- This is the point in the seasons when the cyclists are wishing the snow and ice would disappear and the skiers are wishing the snow would stay.
- If you make a pie chart of how much of a butt is cheeks and how much is crack, make the cheeks part white and the crack part black, and then rotate the diagram to point the crack downward well, just use your damned imagination.
- The song ‘Mambo No 5’ but instead of girls' names, it’s varieties of cheese.
- How is it that "fat chance" and "slim chance" mean exactly the same thing?
- There would only be one ‘take your cat to work day.’
- "To know how good you are at something, requires exactly the same skills as it does to be good at that thing in the first place. Which means - and this is terribly funny - that if you're absolutely no good at something, at all, then you lack exactly the skills that you need to know that you're absolutely no good at it." ~John Cleese
- Never attack the person, only their argument.
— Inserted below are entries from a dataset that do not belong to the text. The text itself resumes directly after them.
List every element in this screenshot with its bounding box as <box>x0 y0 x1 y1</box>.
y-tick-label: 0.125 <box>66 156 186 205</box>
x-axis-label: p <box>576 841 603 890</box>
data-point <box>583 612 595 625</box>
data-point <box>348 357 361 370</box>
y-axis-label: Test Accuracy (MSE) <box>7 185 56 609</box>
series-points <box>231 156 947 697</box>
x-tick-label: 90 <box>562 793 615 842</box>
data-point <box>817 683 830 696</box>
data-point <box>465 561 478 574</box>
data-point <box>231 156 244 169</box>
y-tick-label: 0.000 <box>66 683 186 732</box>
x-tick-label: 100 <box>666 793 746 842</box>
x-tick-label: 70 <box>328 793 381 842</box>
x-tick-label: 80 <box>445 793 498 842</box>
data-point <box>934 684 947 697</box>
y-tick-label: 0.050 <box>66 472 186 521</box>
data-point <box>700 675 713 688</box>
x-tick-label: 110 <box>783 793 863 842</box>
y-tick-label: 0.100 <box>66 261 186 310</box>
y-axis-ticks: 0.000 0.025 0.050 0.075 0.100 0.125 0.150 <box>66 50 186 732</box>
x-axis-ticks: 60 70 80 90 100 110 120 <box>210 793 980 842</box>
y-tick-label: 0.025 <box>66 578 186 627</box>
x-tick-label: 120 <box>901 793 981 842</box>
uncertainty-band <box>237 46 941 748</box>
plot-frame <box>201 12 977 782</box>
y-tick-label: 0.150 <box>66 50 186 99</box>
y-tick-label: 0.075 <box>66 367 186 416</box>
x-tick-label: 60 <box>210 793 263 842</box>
- What do you call a woman who was cremated? Ashley.
- Drink water in front of your plants to remind them who’s boss.
- Next time you’re going to roast some marshmallows over a fire, just bring a rake. It has lots of tips. You’ll figure it out.
- Errogant: adj. When you’re completely wrong, but very sure of yourself.
- In interview: “What’s your biggest flaw?” “Oh. It’s that I’m too shy to speak about my biggest flaw.”
- There’s a chance that on career day at school, some dad is going to come in and talk about his crypto investments.